Adopting some simple solutions for reducing heat loss can increase process heating efficiency.

Process heating is a critical step in many manufacturing operations, used to heat materials in the production of metals such as steel and aluminum, and non-metals such as glass, cement, rubber, plastics, petroleum products and ceramics. Heat is applied to raise the temperature of solids, liquids or gases in heating equipment such as process heaters, ovens, dryers, furnaces or melters. The heating process softens, melts or evaporates the materials and may promote chemical reactions or chemical rearrangements or break down the molecules of the materials being heated. Heat required in process heating equipment comes from fuels such as natural gas, fuel oil, coal and other energy sources such as electricity or steam.

Reducing or eliminating of heat losses is the most important consideration in reducing energy use for process heating equipment. In cases where it is impossible to reduce the losses, consider recovering part of the energy lost and using it within the process itself or for other useful purposes. Several heat recovery methods exist that can be used within the heating system, within the plant or converted into easily transportable energy such as electricity.

Efficiency of heating equipment is measured by the ratio of the amount of heat used by the material being heated to the amount of energy supplied to the heating equipment. For example, if heating equipment uses 10 million BTU/hr heat, and the load or material uses or receives 6 million BTU/hr heat during the heating process, thermal efficiency of the process is considered 60 percent. The heat not used by the material is lost through the system.

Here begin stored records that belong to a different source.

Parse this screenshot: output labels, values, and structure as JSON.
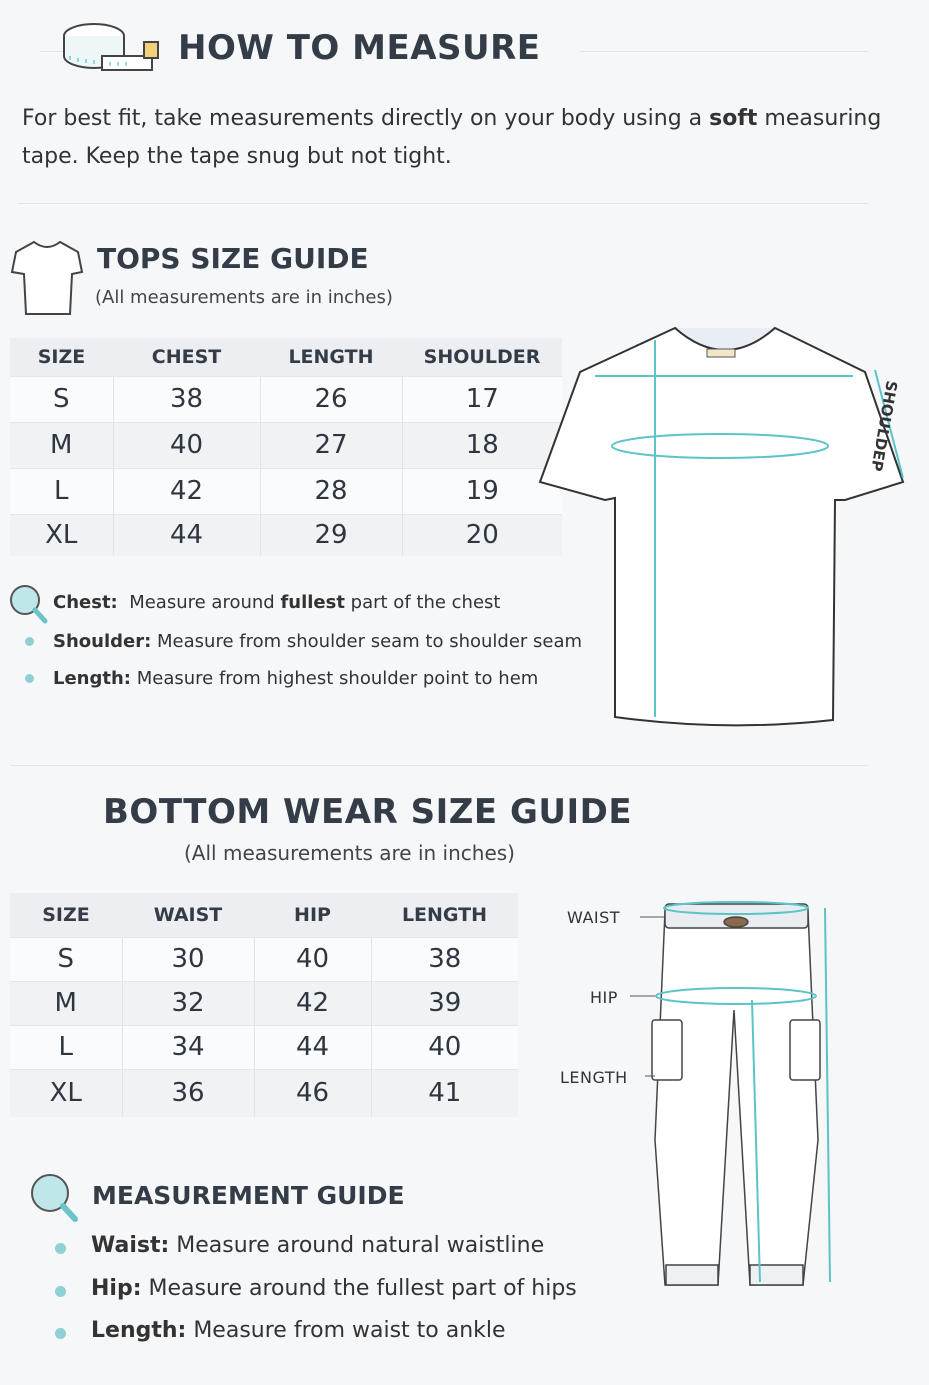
{
  "header": {
    "title": "HOW TO MEASURE",
    "intro_prefix": "For best fit, take measurements directly on your body using a ",
    "intro_bold": "soft",
    "intro_suffix": " measuring tape. Keep the tape snug but not tight."
  },
  "tops": {
    "title": "TOPS SIZE GUIDE",
    "subtitle": "(All measurements are in inches)",
    "columns": [
      "SIZE",
      "CHEST",
      "LENGTH",
      "SHOULDER"
    ],
    "rows": [
      [
        "S",
        "38",
        "26",
        "17"
      ],
      [
        "M",
        "40",
        "27",
        "18"
      ],
      [
        "L",
        "42",
        "28",
        "19"
      ],
      [
        "XL",
        "44",
        "29",
        "20"
      ]
    ],
    "notes": [
      {
        "term": "Chest:",
        "pre": "Measure around ",
        "bold": "fullest",
        "post": " part of the chest"
      },
      {
        "term": "Shoulder:",
        "pre": "Measure from shoulder seam to shoulder seam",
        "bold": "",
        "post": ""
      },
      {
        "term": "Length:",
        "pre": "Measure from highest shoulder point to hem",
        "bold": "",
        "post": ""
      }
    ],
    "diagram_label": "SHOULDEP"
  },
  "bottoms": {
    "title": "BOTTOM  WEAR SIZE GUIDE",
    "subtitle": "(All measurements are in inches)",
    "columns": [
      "SIZE",
      "WAIST",
      "HIP",
      "LENGTH"
    ],
    "rows": [
      [
        "S",
        "30",
        "40",
        "38"
      ],
      [
        "M",
        "32",
        "42",
        "39"
      ],
      [
        "L",
        "34",
        "44",
        "40"
      ],
      [
        "XL",
        "36",
        "46",
        "41"
      ]
    ],
    "diagram_labels": {
      "waist": "WAIST",
      "hip": "HIP",
      "length": "LENGTH"
    },
    "guide_title": "MEASUREMENT GUIDE",
    "notes": [
      {
        "term": "Waist:",
        "text": "Measure around natural waistline"
      },
      {
        "term": "Hip:",
        "text": "Measure around the fullest part of hips"
      },
      {
        "term": "Length:",
        "text": "Measure from waist to ankle"
      }
    ]
  },
  "colors": {
    "accent": "#5cc3c8",
    "text": "#333c47"
  }
}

Heat loss depends on many factors such as the type of heat supply system used, equipment design, operations and maintenance of the equipment. The table shows some common areas of heat loss and suggests steps to take to reduce or recover the heat loss.

You can estimate heat losses in your system by using the U.S. Department of Energy’s Industrial Technologies Program’s Process Heating Assessment and Survey (PHAST) software tool. PHAST also allows the user to estimate how much these losses can be reduced by employing energy saving measures.